Uma base lunar acena
O próximo objetivo da NASA, especialmente no contexto de uma nova corrida espacial com a China, é estabelecer uma presença humana permanente na superfície lunar na década de 2030.
É uma tarefa ambiciosa e muita coisa tem que dar certo, dizem os especialistas, começando com as missões Artemis III e Artemis IV bem-sucedidas. Idealmente, essas missões veriam uma caminhada humana na Lua em 2028, pela primeira vez desde que Eugene Cernan saiu da superfície lunar durante a missão Apollo 17 em dezembro de 1972.
Um cronograma tão rápido acarreta riscos, mas os especialistas dizem que o recente histórico de segurança da NASA é encorajador.
Outros desafios técnicos estão por vir, incluindo a integração do controle da missão da NASA com as salas de controle da SpaceX e da Blue Origin. (A experiência recente de integração da equipe científica lunar ajudará nesse sentido, disseram funcionários da NASA.)
Mas o maior obstáculo para alcançar o objetivo da base lunar é provavelmente o mesmo desafio que a NASA sempre enfrenta: financiamento governamental.
Durante a Apollo, a NASA foi responsável por 4,4% do orçamento federal no auge da agência. Esse número está agora em torno de 0,4%.

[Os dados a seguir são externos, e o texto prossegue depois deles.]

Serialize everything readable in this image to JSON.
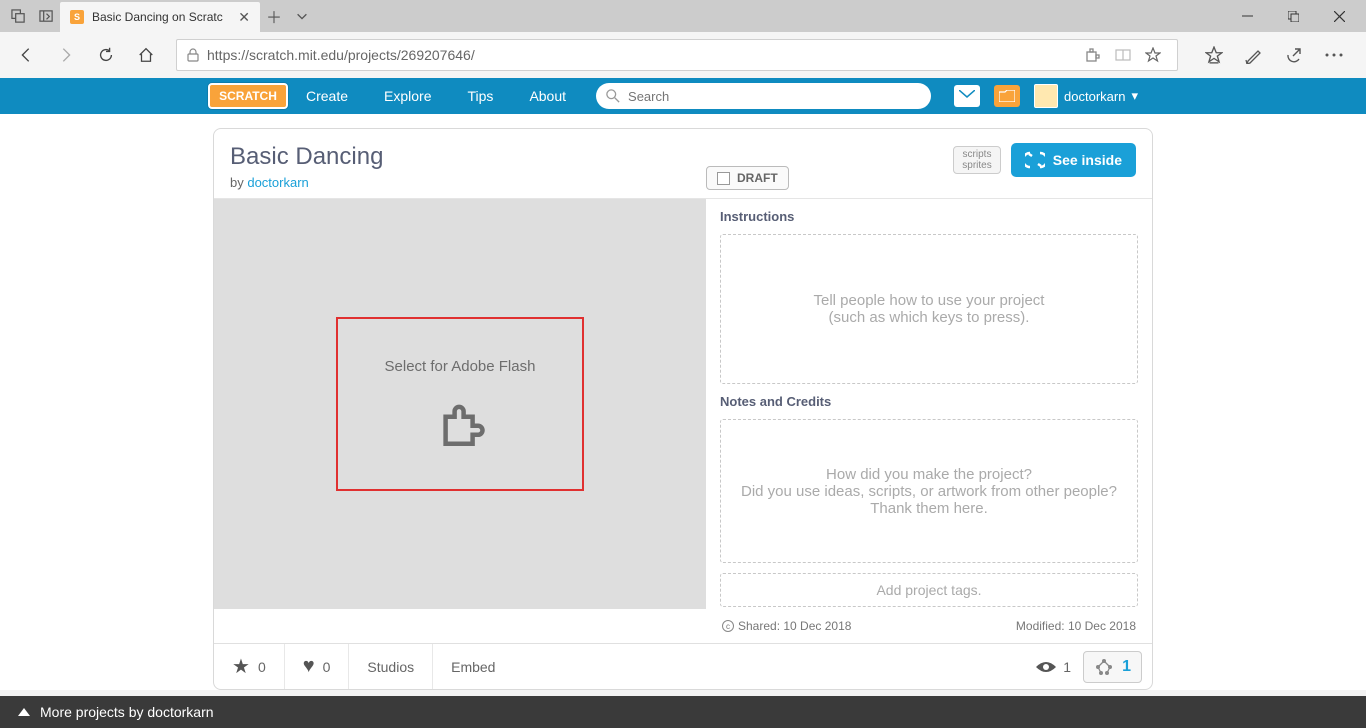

A missão de 10 dias foi emocionante, mas a realidade pode rapidamente diminuir o entusiasmo, de acordo com Joan Johnson-Freese, membro sénior da Women in International Security e autora de “Space as a Strategic Asset”.
“Vi mais otimismo (na semana passada) do que em 40 anos, mas ainda estou cética”, diz ela. “Já estivemos aqui várias vezes e não conseguimos sustentá-lo.”
Por exemplo, o programa Apollo cancelou três missões devido a cortes orçamentais e falta de interesse público, entre outros factores. O programa Artemis atualmente tem vento a seu favor, mas a NASA terá que encontrar uma maneira de manter esse impulso à medida que o mundo avança.
Artemis II “despertou o público para toda a alegria e emoção da exploração espacial”, diz o Dr. Mas “a emoção só leva você até certo ponto”.
“Podemos superar os desafios tecnológicos, mas se conseguiremos superar os desafios de implantação é outra coisa.”
Nota do editor: Esta história, publicada originalmente em 12 de abril, foi atualizada em 17 de abril para esclarecer que a missão Artemis II foi um grande teste da Deep Space Network, embora não o primeiro.